Ditipu Angka

by Ghani Kunto

Sahur tadi pagi Direktur Utama Bank Syariah Mandiri, Yuslam Fauzi, tampil di TV. Beliau memulai pembicaraannya dengan memberikan berbagai angka mengenai jumlah umat Islam di Indonesia. Salah satunya adalah bahwa ada lebih banyak jumlah muslim di Indonesia dari pada di seluruh Timur Tengah. Dari sini beliau menyimpulkan bahwa perilaku muslim Indonesia sangat mempengaruhi dunia Islam keseluruhannya.

Hm, apa iya?

Banyak belum tentu penting, apa lagi jaman sekarang, saat teknologi telah mengurangi harga produksi dan distribusi informasi ke hampir nol.

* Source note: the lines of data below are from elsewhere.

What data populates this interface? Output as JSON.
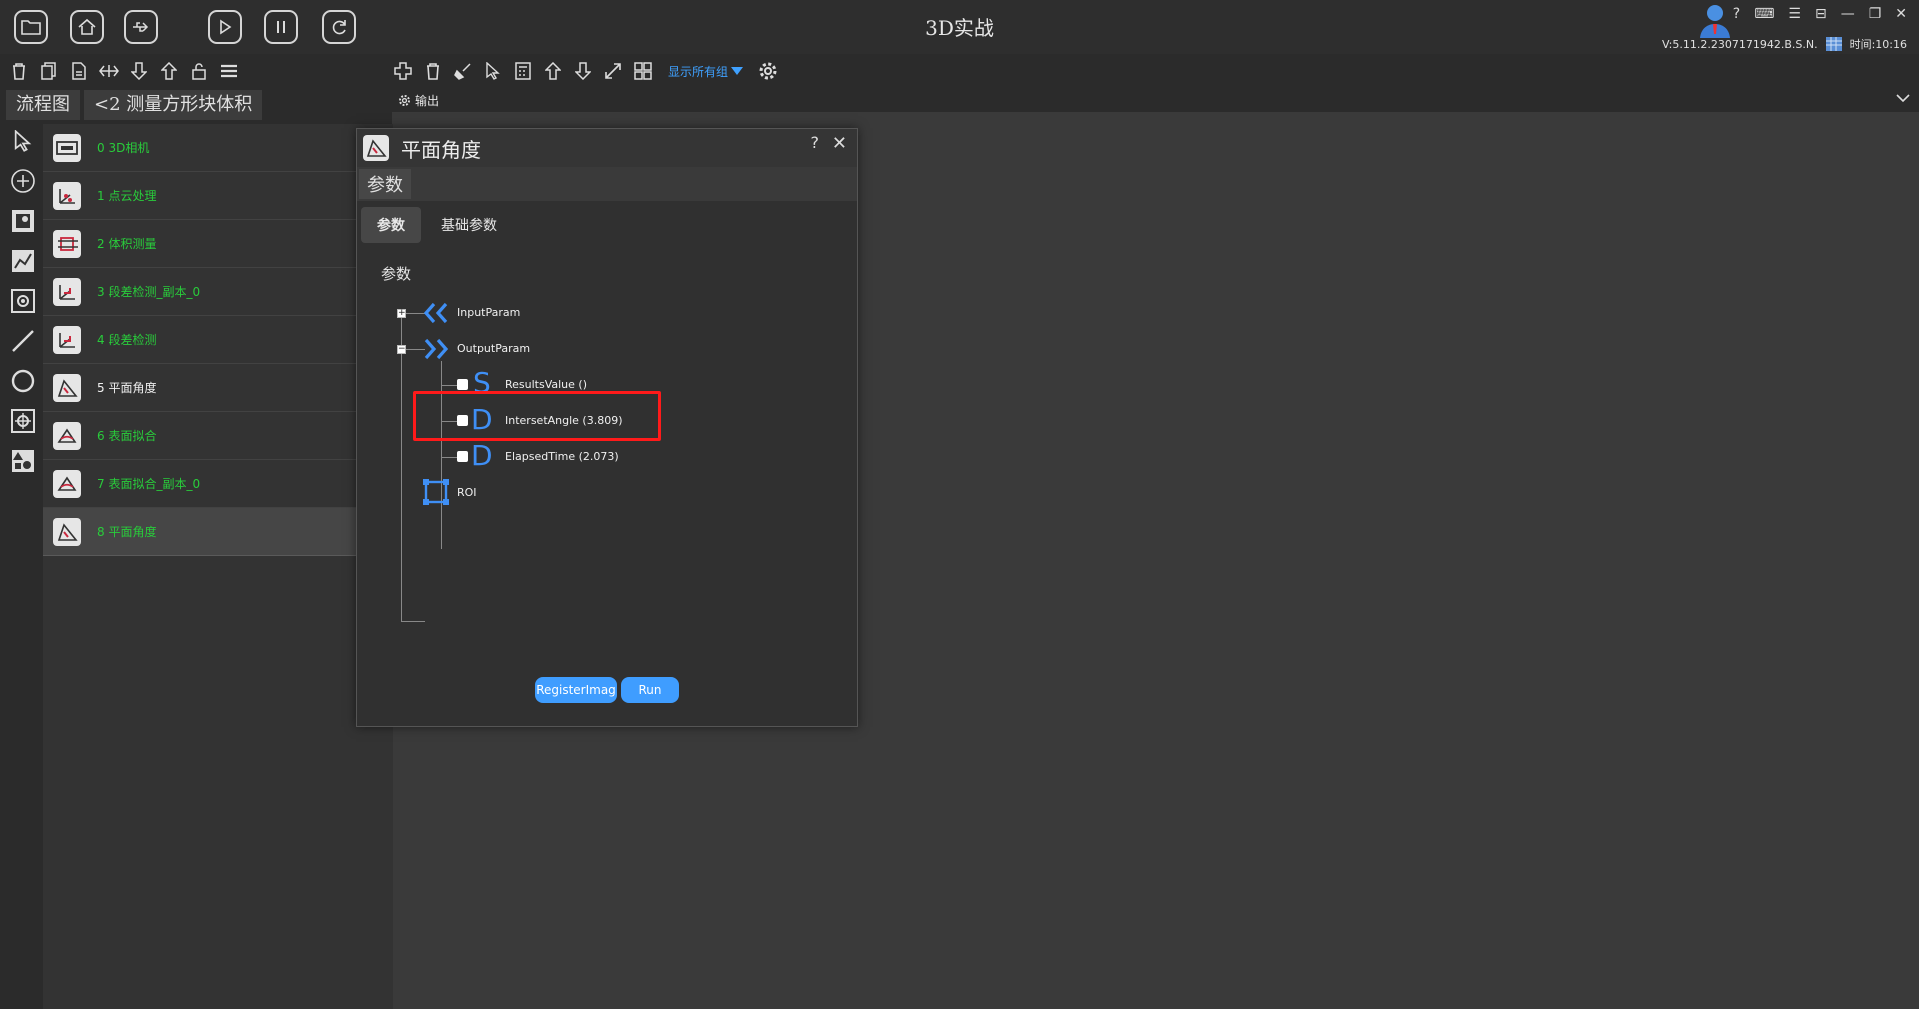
{
  "window": {
    "title": "3D实战",
    "version": "V:5.11.2.2307171942.B.S.N.",
    "time": "时间:10:16",
    "help": "?",
    "minimize": "—",
    "restore": "❐",
    "close": "✕"
  },
  "toolbar": {
    "group_select": "显示所有组"
  },
  "breadcrumb": {
    "root": "流程图",
    "current": "<2 测量方形块体积"
  },
  "output": {
    "label": "输出"
  },
  "flow": {
    "nodes": [
      {
        "label": "0 3D相机",
        "white": false
      },
      {
        "label": "1 点云处理",
        "white": false
      },
      {
        "label": "2 体积测量",
        "white": false
      },
      {
        "label": "3 段差检测_副本_0",
        "white": false
      },
      {
        "label": "4 段差检测",
        "white": false
      },
      {
        "label": "5 平面角度",
        "white": true
      },
      {
        "label": "6 表面拟合",
        "white": false
      },
      {
        "label": "7 表面拟合_副本_0",
        "white": false
      },
      {
        "label": "8 平面角度",
        "white": false
      }
    ]
  },
  "dialog": {
    "title": "平面角度",
    "help": "?",
    "close": "✕",
    "section": "参数",
    "tabs": [
      "参数",
      "基础参数"
    ],
    "group_label": "参数",
    "tree": {
      "input": "InputParam",
      "output": "OutputParam",
      "results": "ResultsValue  ()",
      "angle": "IntersetAngle  (3.809)",
      "elapsed": "ElapsedTime  (2.073)",
      "roi": "ROI"
    },
    "glyphs": {
      "string": "S",
      "double": "D"
    },
    "buttons": {
      "register": "RegisterImag",
      "run": "Run"
    }
  },
  "colors": {
    "accent": "#3f9dff",
    "node_text": "#29cc3b",
    "highlight": "#ff1a1a"
  }
}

Manusia memang tetap menjadi faktor produksi yang penting, tapi titik jenuhnya sudah makin rendah. Betul, saat negara tidak memiliki cukup anak muda (Jepang, misalnya) akan ada masalah ekonomi yang timbul. Keadaan ekonomi mereka akan membaik bila mereka memiliki satu juta manusia usia produktif tambahan. Tetapi, kalau kita lihat Indonesia, apakah kita akan mengalami perbaikan ekonomi yang sama besarnya bila kita mendapatkan tambahan satu juta manusia usia produktif?

Yang penting bukan jumlah orangnya. Yang penting nilai orang tersebut.

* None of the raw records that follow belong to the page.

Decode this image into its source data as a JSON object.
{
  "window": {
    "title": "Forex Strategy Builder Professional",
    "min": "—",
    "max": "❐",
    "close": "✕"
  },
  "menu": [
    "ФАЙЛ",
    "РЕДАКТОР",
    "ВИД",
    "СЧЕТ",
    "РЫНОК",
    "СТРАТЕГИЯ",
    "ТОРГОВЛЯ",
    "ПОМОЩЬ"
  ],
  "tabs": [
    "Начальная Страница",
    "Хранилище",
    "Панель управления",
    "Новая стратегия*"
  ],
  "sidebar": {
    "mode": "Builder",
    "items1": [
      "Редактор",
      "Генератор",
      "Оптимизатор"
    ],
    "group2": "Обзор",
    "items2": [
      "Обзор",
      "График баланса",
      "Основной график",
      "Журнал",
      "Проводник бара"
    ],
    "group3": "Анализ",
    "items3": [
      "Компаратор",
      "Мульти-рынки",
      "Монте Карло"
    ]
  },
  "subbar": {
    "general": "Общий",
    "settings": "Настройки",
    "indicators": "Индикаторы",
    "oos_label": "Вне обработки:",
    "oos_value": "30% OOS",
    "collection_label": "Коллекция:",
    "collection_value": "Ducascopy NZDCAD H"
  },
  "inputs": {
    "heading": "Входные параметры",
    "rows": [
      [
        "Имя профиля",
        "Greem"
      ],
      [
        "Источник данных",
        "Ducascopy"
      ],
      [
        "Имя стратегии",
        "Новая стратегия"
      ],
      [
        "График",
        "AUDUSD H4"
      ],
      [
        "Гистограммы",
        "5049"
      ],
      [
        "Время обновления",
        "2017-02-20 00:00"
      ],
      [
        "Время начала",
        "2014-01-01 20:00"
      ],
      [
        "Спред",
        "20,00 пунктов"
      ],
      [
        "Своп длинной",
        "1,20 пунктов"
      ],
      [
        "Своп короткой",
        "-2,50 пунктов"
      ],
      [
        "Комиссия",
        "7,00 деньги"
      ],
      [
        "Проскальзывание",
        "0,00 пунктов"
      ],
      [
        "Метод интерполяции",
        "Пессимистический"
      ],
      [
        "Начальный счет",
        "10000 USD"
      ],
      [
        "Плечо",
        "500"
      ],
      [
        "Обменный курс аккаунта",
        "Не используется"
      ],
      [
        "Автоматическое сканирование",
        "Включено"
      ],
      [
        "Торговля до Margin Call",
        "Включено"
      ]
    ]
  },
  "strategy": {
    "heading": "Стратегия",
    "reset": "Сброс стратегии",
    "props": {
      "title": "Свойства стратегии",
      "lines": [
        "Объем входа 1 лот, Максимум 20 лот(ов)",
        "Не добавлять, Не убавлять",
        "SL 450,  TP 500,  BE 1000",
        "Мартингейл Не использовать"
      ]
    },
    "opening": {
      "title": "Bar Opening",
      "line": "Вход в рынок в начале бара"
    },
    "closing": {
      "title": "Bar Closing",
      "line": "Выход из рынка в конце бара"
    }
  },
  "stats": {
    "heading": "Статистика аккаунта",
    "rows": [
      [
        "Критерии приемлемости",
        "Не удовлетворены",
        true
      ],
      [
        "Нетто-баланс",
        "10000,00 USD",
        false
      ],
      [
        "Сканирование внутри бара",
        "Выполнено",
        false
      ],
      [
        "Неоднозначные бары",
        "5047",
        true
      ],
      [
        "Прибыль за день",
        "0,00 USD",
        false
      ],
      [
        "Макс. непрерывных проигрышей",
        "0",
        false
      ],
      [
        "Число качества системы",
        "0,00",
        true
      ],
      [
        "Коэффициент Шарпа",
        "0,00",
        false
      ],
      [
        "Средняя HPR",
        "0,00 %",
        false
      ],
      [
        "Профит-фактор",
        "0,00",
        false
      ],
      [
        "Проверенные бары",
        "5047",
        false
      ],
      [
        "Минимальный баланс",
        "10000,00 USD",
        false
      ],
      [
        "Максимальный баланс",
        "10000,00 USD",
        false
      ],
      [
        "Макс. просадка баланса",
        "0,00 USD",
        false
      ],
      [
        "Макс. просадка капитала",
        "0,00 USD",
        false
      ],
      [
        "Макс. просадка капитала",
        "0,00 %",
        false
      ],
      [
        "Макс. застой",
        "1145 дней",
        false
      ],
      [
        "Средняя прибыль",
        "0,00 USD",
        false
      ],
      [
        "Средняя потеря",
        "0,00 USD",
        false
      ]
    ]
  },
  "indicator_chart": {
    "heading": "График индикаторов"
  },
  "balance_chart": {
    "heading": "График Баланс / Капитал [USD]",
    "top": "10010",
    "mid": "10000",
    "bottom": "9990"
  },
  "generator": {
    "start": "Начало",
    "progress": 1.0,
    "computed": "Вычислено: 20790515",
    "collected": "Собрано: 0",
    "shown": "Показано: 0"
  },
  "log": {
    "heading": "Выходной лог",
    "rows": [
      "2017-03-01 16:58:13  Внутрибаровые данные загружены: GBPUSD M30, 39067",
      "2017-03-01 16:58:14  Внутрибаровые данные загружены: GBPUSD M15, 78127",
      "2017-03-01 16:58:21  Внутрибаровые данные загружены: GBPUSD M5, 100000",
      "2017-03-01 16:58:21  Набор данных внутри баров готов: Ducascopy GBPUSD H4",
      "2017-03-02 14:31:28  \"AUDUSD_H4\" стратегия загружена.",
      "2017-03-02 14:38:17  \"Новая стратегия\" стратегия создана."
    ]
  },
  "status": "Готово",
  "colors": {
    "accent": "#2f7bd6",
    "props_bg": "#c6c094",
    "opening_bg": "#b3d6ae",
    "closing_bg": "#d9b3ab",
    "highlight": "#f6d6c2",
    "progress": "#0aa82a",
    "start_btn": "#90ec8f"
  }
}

Misalnya suami istri. Kalau ada masalah terus-menerus, menambah jumlah pasangan tidak akan memperbaiki masalah. Yang perlu adalah memperbaiki diri, ya kan?

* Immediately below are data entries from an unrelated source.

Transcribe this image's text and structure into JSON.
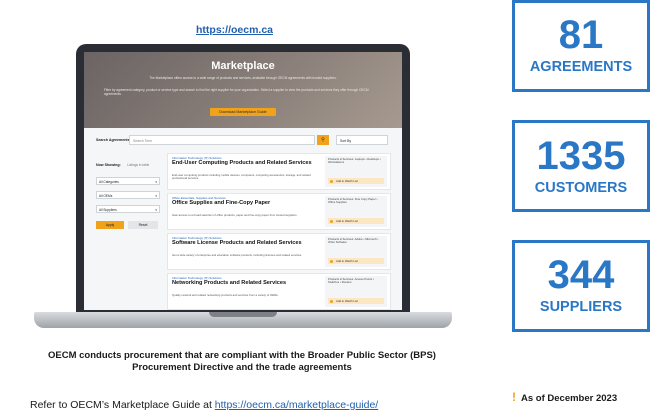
{
  "top_link": "https://oecm.ca",
  "marketplace": {
    "hero": {
      "title": "Marketplace",
      "text_1": "The Marketplace offers access to a wide range of products and services, available through OECM agreements with trusted suppliers.",
      "text_2": "Filter by agreement category, product or service type and search to find the right supplier for your organization. Select a supplier to view the products and services they offer through OECM agreements.",
      "button": "Download Marketplace Guide"
    },
    "search": {
      "label": "Search Agreements",
      "placeholder": "Search Term",
      "button_icon": "search-icon",
      "sort": "Sort By"
    },
    "filters": {
      "show_label": "Now Showing:",
      "show_value": "Listings in table",
      "selects": [
        "All Categories",
        "All OEMs",
        "All Suppliers"
      ],
      "apply": "Apply",
      "reset": "Reset"
    },
    "results": [
      {
        "category": "Information Technology (IT) Solutions",
        "title": "End-User Computing Products and Related Services",
        "desc": "End-user computing products including mobile devices, computers, computing accessories, storage, and related professional services.",
        "side_title": "Products & Services: Laptops • Desktops • Workstations",
        "side_btn": "Add to Watch List"
      },
      {
        "category": "Office Essentials, Supplies and Services",
        "title": "Office Supplies and Fine-Copy Paper",
        "desc": "Gain access to a broad selection of office products, paper and fine-copy paper from trusted suppliers.",
        "side_title": "Products & Services: Fine Copy Paper • Office Supplies",
        "side_btn": "Add to Watch List"
      },
      {
        "category": "Information Technology (IT) Solutions",
        "title": "Software License Products and Related Services",
        "desc": "Get a wide variety of enterprise and education software products, including licenses and related services.",
        "side_title": "Products & Services: Adobe • Microsoft • Other Software",
        "side_btn": "Add to Watch List"
      },
      {
        "category": "Information Technology (IT) Solutions",
        "title": "Networking Products and Related Services",
        "desc": "Quality network and related networking products and services from a variety of OEMs.",
        "side_title": "Products & Services: Access Points • Switches • Routers",
        "side_btn": "Add to Watch List"
      }
    ]
  },
  "caption": "OECM conducts procurement that are compliant with the Broader Public Sector (BPS) Procurement Directive and the trade agreements",
  "footer": {
    "prefix": "Refer to OECM’s Marketplace Guide at ",
    "link": "https://oecm.ca/marketplace-guide/"
  },
  "stats": [
    {
      "value": "81",
      "label": "AGREEMENTS"
    },
    {
      "value": "1335",
      "label": "CUSTOMERS"
    },
    {
      "value": "344",
      "label": "SUPPLIERS"
    }
  ],
  "as_of": {
    "mark": "!",
    "text": "As of December 2023"
  },
  "colors": {
    "accent_blue": "#2a77c6",
    "accent_orange": "#f0a21b",
    "link_blue": "#1f5fae"
  }
}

Ini bukan cuma masalah teori ekonomi produksi dan populasi. Ini masalah organisasi dan marketing juga.

Contoh nyata:

Saat ini Samsung punya dua pilihan: tingkatkan market share atau tingkatkan profitability.

Sebenarnya kita semua punya pilihan yang sama dalam hidup. Apa yang kita cari dari hidup? Jumlah atau nilai dan makna?